Is the -property compiler flag broken/bad idea?

Adam D. Ruppe destructionator at gmail.com
Wed Jun 5 15:25:20 PDT 2013


On Wednesday, 5 June 2013 at 21:36:26 UTC, Jonathan M Davis wrote:
> Walter and Andrei pretty much consider
> @property to have been a failure and seem to want to get rid of 
> @property and go to pretty much what we had before.

Blah I hope that doesn't happen.

I'm the author of the quoted bit in the OP, and have made my 
hatred of -property well known in the past.
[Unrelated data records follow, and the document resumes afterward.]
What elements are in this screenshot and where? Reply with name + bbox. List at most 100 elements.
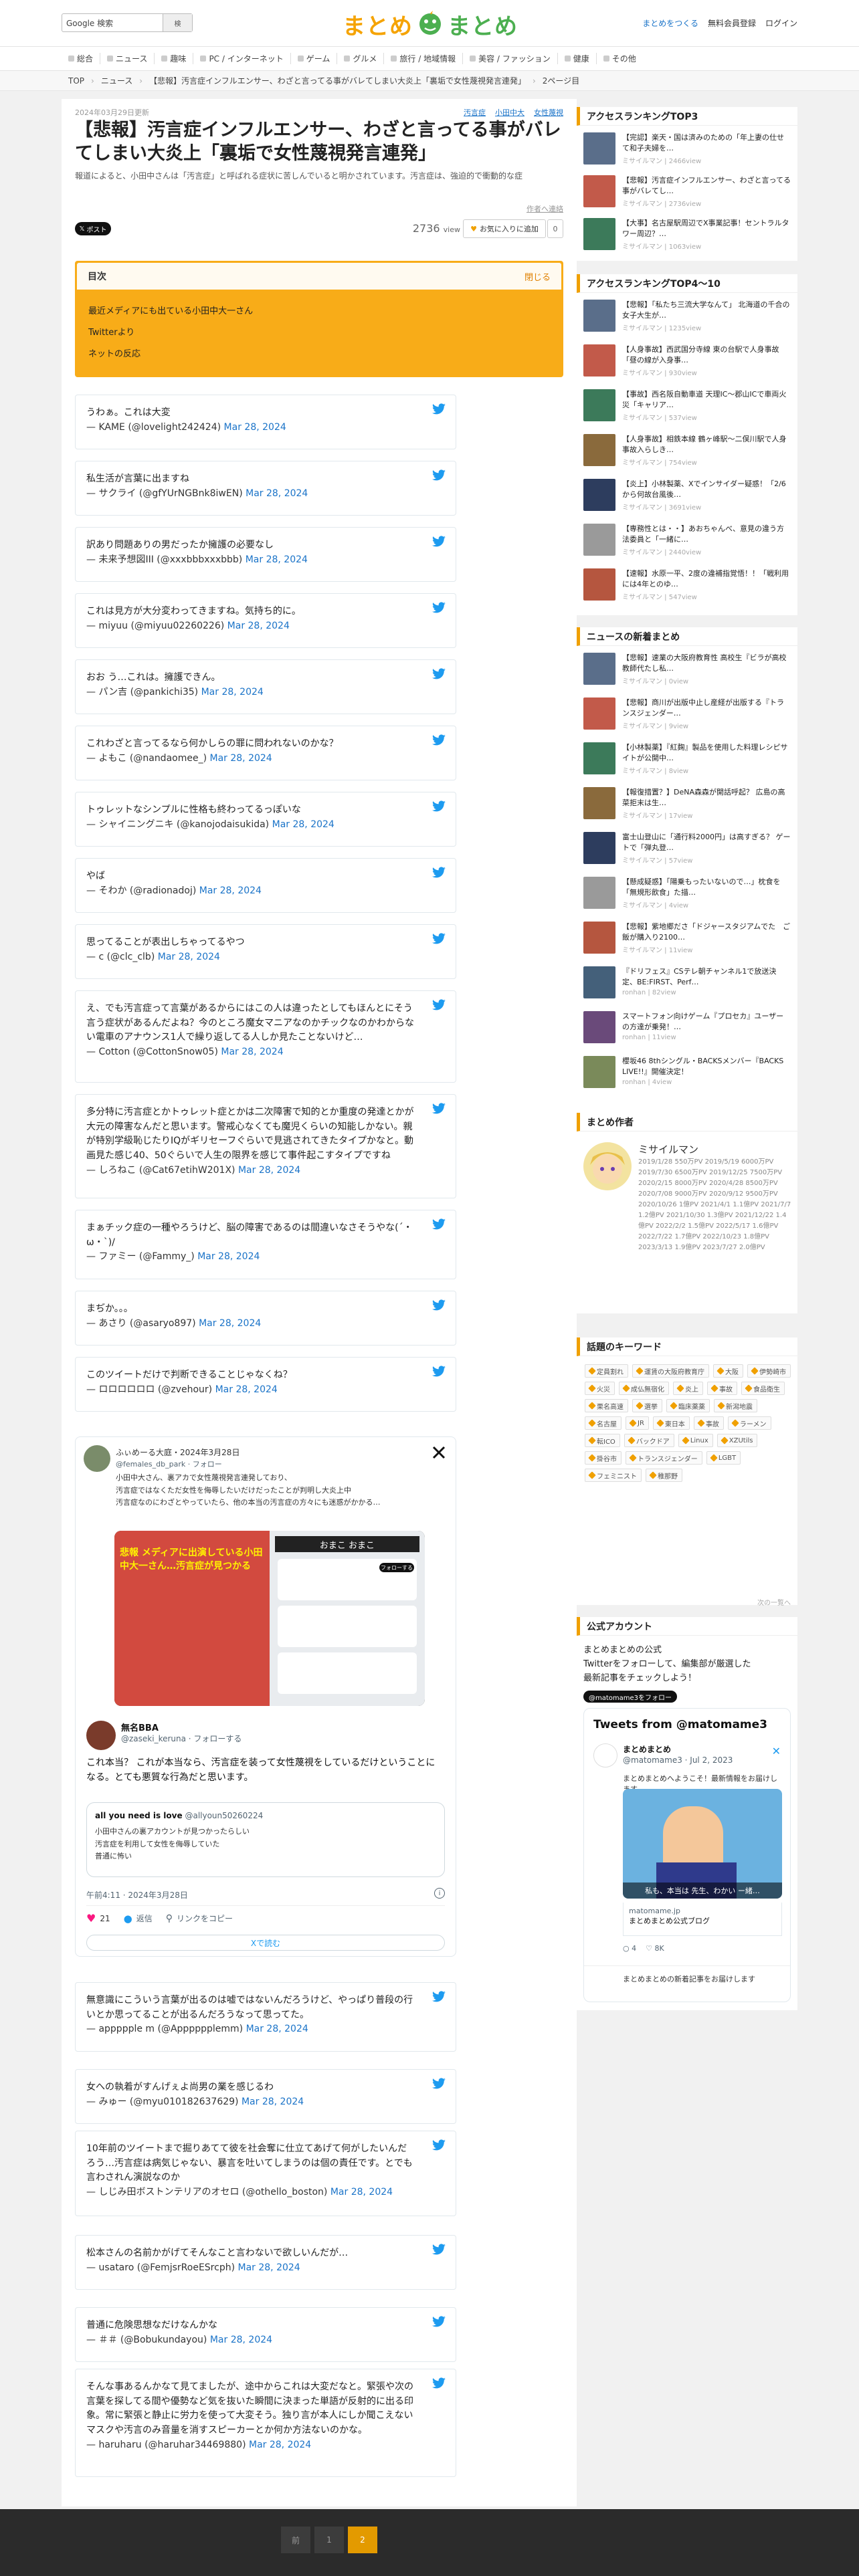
twitter-bird-icon[interactable] (432, 1103, 446, 1115)
ranking-item[interactable]: 富士山登山に「通行料2000円」は高すぎる？ ゲートで「弾丸登… ミサイルマン |… (583, 832, 791, 872)
ranking-item-title[interactable]: 【悲報】商川が出版中止し産経が出版する『トランスジェンダー… (622, 697, 791, 719)
article-thumbnail[interactable] (583, 218, 615, 250)
category-item[interactable]: グルメ (337, 53, 385, 64)
tweet-card[interactable]: 10年前のツイートまで掘りあてて彼を社会奪に仕立てあげて何がしたいんだろう…汚言… (75, 2131, 456, 2216)
tweet-date-link[interactable]: Mar 28, 2024 (221, 1047, 283, 1057)
ranking-item-title[interactable]: 【小林製薬】『紅麹』製品を使用した料理レシピサイトが公開中… (622, 742, 791, 764)
ranking-item-title[interactable]: 【悲報】「私たち三流大学なんて」 北海道の千合の女子大生が… (622, 300, 791, 321)
tweet-date-link[interactable]: Mar 28, 2024 (224, 422, 286, 433)
ranking-item[interactable]: 『ドリフェス』CSテレ朝チャンネル1で放送決定、BE:FIRST、Perf… ro… (583, 966, 791, 1006)
toc-item[interactable]: Twitterより (88, 322, 253, 344)
article-thumbnail[interactable] (583, 344, 615, 377)
keyword-tag[interactable]: Linux (678, 1434, 713, 1447)
category-item[interactable]: 美容 / ファッション (463, 53, 558, 64)
article-thumbnail[interactable] (583, 1011, 615, 1043)
tweet-author[interactable]: — みゅー (@myu010182637629) (86, 2097, 239, 2107)
ranking-item-title[interactable]: 【完認】楽天・国は済みのための「年上妻の仕せて和子夫婦を… (622, 132, 791, 154)
keyword-tag[interactable]: ラーメン (727, 1416, 771, 1430)
twitter-bird-icon[interactable] (432, 403, 446, 415)
tweet-author[interactable]: — KAME (@lovelight242424) (86, 422, 221, 433)
article-thumbnail[interactable] (583, 877, 615, 909)
x-logo-icon[interactable] (432, 1445, 446, 1460)
embed-image[interactable]: 悲報 メディアに出演している小田中大一さん…汚言症が見つかる おまこ おまこ フ… (114, 1531, 425, 1706)
keyword-tag[interactable]: JR (626, 1416, 649, 1430)
keyword-tag[interactable]: バックドア (624, 1434, 674, 1447)
quote-author-handle[interactable]: @zaseki_keruna · フォローする (121, 1733, 242, 1744)
keyword-tag[interactable]: 名古屋 (585, 1416, 622, 1430)
keyword-tag[interactable]: 臨床薬薬 (666, 1399, 710, 1412)
twitter-bird-icon[interactable] (432, 2316, 446, 2328)
article-thumbnail[interactable] (583, 524, 615, 556)
category-item[interactable]: ゲーム (291, 53, 338, 64)
ranking-item[interactable]: 【悲報】商川が出版中止し産経が出版する『トランスジェンダー… ミサイルマン | 9… (583, 697, 791, 738)
article-thumbnail[interactable] (583, 832, 615, 864)
ranking-item[interactable]: 【悲報】速業の大阪府教育性 高校生『ビラが高校教師代たし私… ミサイルマン | 0… (583, 653, 791, 693)
ranking-item-title[interactable]: スマートフォン向けゲーム『プロセカ』ユーザーの方達が乗発！… (622, 1011, 791, 1033)
twitter-bird-icon[interactable] (432, 2377, 446, 2389)
twitter-timeline[interactable]: Tweets from @matomame3 まとめまとめ @matomame3… (583, 1708, 791, 2002)
x-post-button[interactable]: 𝕏 ポスト (75, 222, 111, 235)
keyword-tag[interactable]: 火災 (585, 1382, 615, 1395)
ranking-item-title[interactable]: 【人身事故】相鉄本線 鶴ヶ峰駅〜二俣川駅で人身事故入らしき… (622, 434, 791, 455)
tweet-author[interactable]: — あさり (@asaryo897) (86, 1318, 196, 1329)
tweet-date-link[interactable]: Mar 28, 2024 (215, 1384, 278, 1395)
add-favorite-button[interactable]: ♥ お気に入りに追加 (463, 219, 546, 238)
tweet-date-link[interactable]: Mar 28, 2024 (246, 2024, 308, 2034)
tweet-author[interactable]: — サクライ (@gfYUrNGBnk8iwEN) (86, 488, 243, 499)
keyword-tag[interactable]: トランスジェンダー (626, 1451, 702, 1465)
tweet-date-link[interactable]: Mar 28, 2024 (330, 2187, 393, 2197)
article-thumbnail[interactable] (583, 697, 615, 730)
tweet-author[interactable]: — そわか (@radionadoj) (86, 885, 196, 896)
tweet-card[interactable]: 訳あり問題ありの男だったか擁護の必要なし — 未来予想図III (@xxxbbbx… (75, 527, 456, 582)
keyword-tag[interactable]: 運賃の大阪府教育庁 (632, 1364, 709, 1378)
tweet-card[interactable]: え、でも汚言症って言葉があるからにはこの人は違ったとしてもほんとにそう言う症状が… (75, 990, 456, 1083)
article-thumbnail[interactable] (583, 132, 615, 165)
category-item[interactable]: 健康 (558, 53, 597, 64)
article-thumbnail[interactable] (583, 434, 615, 466)
tweet-author[interactable]: — appppple m (@Apppppplemm) (86, 2024, 243, 2034)
category-item[interactable]: 趣味 (155, 53, 194, 64)
keyword-tag[interactable]: 栗名高速 (585, 1399, 628, 1412)
tweet-card[interactable]: これわざと言ってるなら何かしらの罪に問われないのかな？ — よもこ (@nanda… (75, 726, 456, 780)
tweet-date-link[interactable]: Mar 28, 2024 (272, 819, 335, 830)
twitter-bird-icon[interactable] (432, 2244, 446, 2256)
twitter-bird-icon[interactable] (432, 1366, 446, 1378)
ranking-item-title[interactable]: 『ドリフェス』CSテレ朝チャンネル1で放送決定、BE:FIRST、Perf… (622, 966, 791, 988)
keyword-tag[interactable]: 炎上 (673, 1382, 703, 1395)
keyword-tag[interactable]: 定員割れ (585, 1364, 628, 1378)
twitter-bird-icon[interactable] (432, 867, 446, 879)
tweet-card[interactable]: 女への執着がすんげぇよ尚男の業を感じるわ — みゅー (@myu010182637… (75, 2069, 456, 2124)
reply-button[interactable]: ● 返信 (124, 1913, 153, 1925)
toc-item[interactable]: 最近メディアにも出ている小田中大一さん (88, 301, 253, 322)
timeline-link-card[interactable]: matomame.jp まとめまとめ公式ブログ (623, 1903, 782, 1936)
ranking-item[interactable]: スマートフォン向けゲーム『プロセカ』ユーザーの方達が乗発！… ronhan | 1… (583, 1011, 791, 1051)
avatar[interactable] (84, 1445, 110, 1472)
ranking-item-title[interactable]: 【事故】西名阪自動車道 天理IC〜郡山ICで車両火災「キャリア… (622, 389, 791, 411)
tweet-card[interactable]: これは見方が大分変わってきますね。気持ち的に。 — miyuu (@miyuu02… (75, 593, 456, 648)
category-item[interactable]: その他 (597, 53, 643, 64)
ranking-item[interactable]: 【人身事故】西武国分寺線 東の台駅で人身事故「昼の線が入身事… ミサイルマン | … (583, 344, 791, 385)
x-logo-icon[interactable]: ✕ (772, 1745, 781, 1757)
keyword-tag[interactable]: 成仏無宿化 (619, 1382, 669, 1395)
article-thumbnail[interactable] (583, 922, 615, 954)
ranking-item-title[interactable]: 櫻坂46 8thシングル・BACKSメンバー『BACKS LIVE!!』開催決定… (622, 1056, 791, 1077)
twitter-bird-icon[interactable] (432, 933, 446, 945)
tag-link[interactable]: 小田中大 (495, 107, 524, 118)
page-button-current[interactable]: 2 (348, 2527, 377, 2553)
tweet-date-link[interactable]: Mar 28, 2024 (249, 2440, 311, 2450)
tweet-author[interactable]: — シャイニングニキ (@kanojodaisukida) (86, 819, 269, 830)
page-button[interactable]: 1 (314, 2527, 344, 2553)
tweet-date-link[interactable]: Mar 28, 2024 (197, 1251, 260, 1262)
register-link[interactable]: 無料会員登録 (708, 17, 756, 29)
category-item[interactable]: ニュース (100, 53, 155, 64)
ranking-item[interactable]: 【悲報】紫地郷ださ「ドジャースタジアムでた ご飯が購入り2100… ミサイルマン … (583, 922, 791, 962)
breadcrumb-top[interactable]: TOP (62, 76, 91, 86)
ranking-item[interactable]: 【完認】楽天・国は済みのための「年上妻の仕せて和子夫婦を… ミサイルマン | 24… (583, 132, 791, 173)
tweet-card[interactable]: トゥレットなシンプルに性格も終わってるっぽいな — シャイニングニキ (@kano… (75, 792, 456, 847)
keyword-tag[interactable]: LGBT (706, 1451, 741, 1465)
keyword-tag[interactable]: 選挙 (632, 1399, 662, 1412)
tweet-author[interactable]: — miyuu (@miyuu02260226) (86, 621, 224, 631)
twitter-bird-icon[interactable] (432, 1991, 446, 2003)
article-thumbnail[interactable] (583, 966, 615, 998)
info-icon[interactable]: i (434, 1888, 445, 1899)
But, I probably wouldn't even loathe -property so much if it 
actually *worked*, that is, solved the problem(s) that led to 
@property's introduction in the first place:

1) returning especially callables (property_name() should call 
the return value, not the function)

2) ambiguous type/reference given function_name (is 
typeof(property_name) the type of the function or the type of the 
return value? For @properties, I say it should be the latter, for 
other functions, the former)

3) prop += 5 and friends


When -property first came out, I was actually kinda excited for 
it. Finally, my JavascriptObject code could work as intended! 
Sure, it'd be a hassle to fix stuff like my dom.d code that uses 
optional parens a lot, but it'd be worth it if that dynamic type 
code worked correctly.

...Then I tried it, and it fixed nothing. So when it broke dom.d 
even more than I thought, and the years passed, yes it has been 
years now, and it still fixed nothing, it just became completely 
dead to me.


BUT, and this is important, items #1, #2, and #3 are *still* 
problems! That's what @property can and should fix. Throwing it 
away entirely is a step in the wrong direction.